Il n'y a rien dans tout cela que de
très naturel, seulement vous vous livrez, sur le
commencement de la fin des choses, à des
réflexions qui sont hors de propos. Songez donc, mon cher
Loti, qu'il ne s'agit que de la fin d'une bouteille; et encore
cette bouteille que vous preniez pour un clocher n'était
vide que parce que vous l'aviez bue; or, il n'est pas raisonnable
d'exiger que les flacons auxquels on boit ne se vident pas.
Au commencement de la vie, toutes les coupes
sont pleines : buvez lentement, si vous voulez qu'il vous
reste quelque chose sur le tard. Ne buvez pas trop les vins
capiteux, car alors, vous ne sauriez plus sentir les saveurs douces
et saines...
LOTI. — Mon cher Plumkett, votre
explication de mon rêve est idiote.

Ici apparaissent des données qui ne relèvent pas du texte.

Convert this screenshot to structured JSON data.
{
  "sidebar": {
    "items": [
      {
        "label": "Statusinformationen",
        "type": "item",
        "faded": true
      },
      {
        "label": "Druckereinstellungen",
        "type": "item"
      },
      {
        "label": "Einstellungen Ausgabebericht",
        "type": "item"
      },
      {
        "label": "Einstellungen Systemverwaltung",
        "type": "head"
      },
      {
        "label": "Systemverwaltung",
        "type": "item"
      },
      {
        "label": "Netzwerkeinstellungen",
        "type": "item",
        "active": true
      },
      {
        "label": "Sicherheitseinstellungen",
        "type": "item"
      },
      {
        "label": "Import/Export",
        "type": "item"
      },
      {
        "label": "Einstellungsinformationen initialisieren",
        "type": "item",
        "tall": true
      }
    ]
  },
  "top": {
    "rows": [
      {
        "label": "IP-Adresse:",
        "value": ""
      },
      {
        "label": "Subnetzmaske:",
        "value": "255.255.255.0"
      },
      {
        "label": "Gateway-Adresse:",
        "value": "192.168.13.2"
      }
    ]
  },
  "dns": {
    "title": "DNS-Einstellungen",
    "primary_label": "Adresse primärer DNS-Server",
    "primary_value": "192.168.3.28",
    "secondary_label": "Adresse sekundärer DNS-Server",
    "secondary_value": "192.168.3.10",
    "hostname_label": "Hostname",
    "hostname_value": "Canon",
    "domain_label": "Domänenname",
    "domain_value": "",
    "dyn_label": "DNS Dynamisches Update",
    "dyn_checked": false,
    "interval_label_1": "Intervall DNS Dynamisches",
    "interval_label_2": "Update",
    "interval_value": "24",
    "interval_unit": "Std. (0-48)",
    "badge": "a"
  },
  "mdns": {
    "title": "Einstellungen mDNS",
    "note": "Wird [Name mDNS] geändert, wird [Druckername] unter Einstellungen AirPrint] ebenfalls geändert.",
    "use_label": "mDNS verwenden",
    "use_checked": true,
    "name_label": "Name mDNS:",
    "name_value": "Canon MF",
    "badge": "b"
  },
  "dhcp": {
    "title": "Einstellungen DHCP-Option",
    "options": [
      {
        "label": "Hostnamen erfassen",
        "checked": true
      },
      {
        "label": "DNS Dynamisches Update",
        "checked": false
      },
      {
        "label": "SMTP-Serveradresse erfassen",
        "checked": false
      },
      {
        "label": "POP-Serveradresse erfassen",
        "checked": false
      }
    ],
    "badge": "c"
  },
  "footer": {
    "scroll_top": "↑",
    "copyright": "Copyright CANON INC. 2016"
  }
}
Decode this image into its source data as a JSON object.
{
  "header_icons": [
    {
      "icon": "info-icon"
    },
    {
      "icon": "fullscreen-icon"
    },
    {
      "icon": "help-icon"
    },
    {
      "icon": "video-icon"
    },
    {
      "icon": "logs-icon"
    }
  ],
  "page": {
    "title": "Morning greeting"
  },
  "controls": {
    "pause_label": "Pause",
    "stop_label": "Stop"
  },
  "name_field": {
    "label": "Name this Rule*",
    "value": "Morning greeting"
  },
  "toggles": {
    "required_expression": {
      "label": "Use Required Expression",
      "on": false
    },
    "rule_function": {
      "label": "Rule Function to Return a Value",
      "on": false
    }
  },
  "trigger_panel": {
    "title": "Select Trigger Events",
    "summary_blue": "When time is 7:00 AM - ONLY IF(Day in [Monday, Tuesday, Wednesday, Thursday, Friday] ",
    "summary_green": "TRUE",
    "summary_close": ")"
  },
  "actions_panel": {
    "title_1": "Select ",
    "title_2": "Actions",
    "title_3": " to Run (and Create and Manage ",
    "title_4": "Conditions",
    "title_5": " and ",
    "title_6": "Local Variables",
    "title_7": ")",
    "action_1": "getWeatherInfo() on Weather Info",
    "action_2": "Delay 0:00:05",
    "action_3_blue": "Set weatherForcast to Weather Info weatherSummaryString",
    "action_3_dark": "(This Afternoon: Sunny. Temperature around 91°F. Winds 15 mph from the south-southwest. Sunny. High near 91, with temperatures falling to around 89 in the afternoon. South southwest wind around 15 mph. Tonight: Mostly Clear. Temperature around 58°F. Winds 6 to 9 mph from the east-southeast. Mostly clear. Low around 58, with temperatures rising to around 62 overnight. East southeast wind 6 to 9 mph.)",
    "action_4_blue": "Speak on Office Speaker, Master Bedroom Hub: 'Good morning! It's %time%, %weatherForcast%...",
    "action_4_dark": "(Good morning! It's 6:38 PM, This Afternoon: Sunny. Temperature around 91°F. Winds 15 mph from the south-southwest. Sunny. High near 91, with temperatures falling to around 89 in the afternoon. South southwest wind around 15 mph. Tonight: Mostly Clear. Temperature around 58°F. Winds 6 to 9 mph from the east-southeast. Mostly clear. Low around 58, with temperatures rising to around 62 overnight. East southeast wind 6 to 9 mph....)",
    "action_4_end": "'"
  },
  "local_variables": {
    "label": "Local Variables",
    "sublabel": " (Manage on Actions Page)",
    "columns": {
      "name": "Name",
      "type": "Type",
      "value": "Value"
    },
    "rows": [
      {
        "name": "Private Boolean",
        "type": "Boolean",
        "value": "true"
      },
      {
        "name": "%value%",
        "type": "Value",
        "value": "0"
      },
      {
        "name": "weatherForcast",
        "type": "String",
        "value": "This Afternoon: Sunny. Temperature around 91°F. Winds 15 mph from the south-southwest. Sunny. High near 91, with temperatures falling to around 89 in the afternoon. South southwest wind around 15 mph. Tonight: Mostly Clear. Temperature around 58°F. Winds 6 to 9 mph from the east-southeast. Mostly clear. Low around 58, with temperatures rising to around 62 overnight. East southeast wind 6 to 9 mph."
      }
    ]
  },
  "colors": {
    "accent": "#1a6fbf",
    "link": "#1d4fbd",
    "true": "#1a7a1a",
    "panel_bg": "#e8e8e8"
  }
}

Vous savez bien que je
suis au trois quarts musulman, et que je n'ai été
gris qu'une fois dans ma vie : c'était à New
York, un soir où j'avais été convié
à un banquet d'une société de
tempérance. Les policemen m'avaient rapporté
à mon bord.
PLUMKETT. — N'interrompez pas, Loti,
pour dire des inepties, quand par hasard je dis des choses graves.
C'est vrai, je suis tombé par malheur sur le seul
défaut que vous n'ayez pas; mais je parlais par image, comme
ces orientaux que vous aimez. Il est d'autres ivresses plus
dangereuses que celles du vin, et celles-là, Loti, vous les
connaissez...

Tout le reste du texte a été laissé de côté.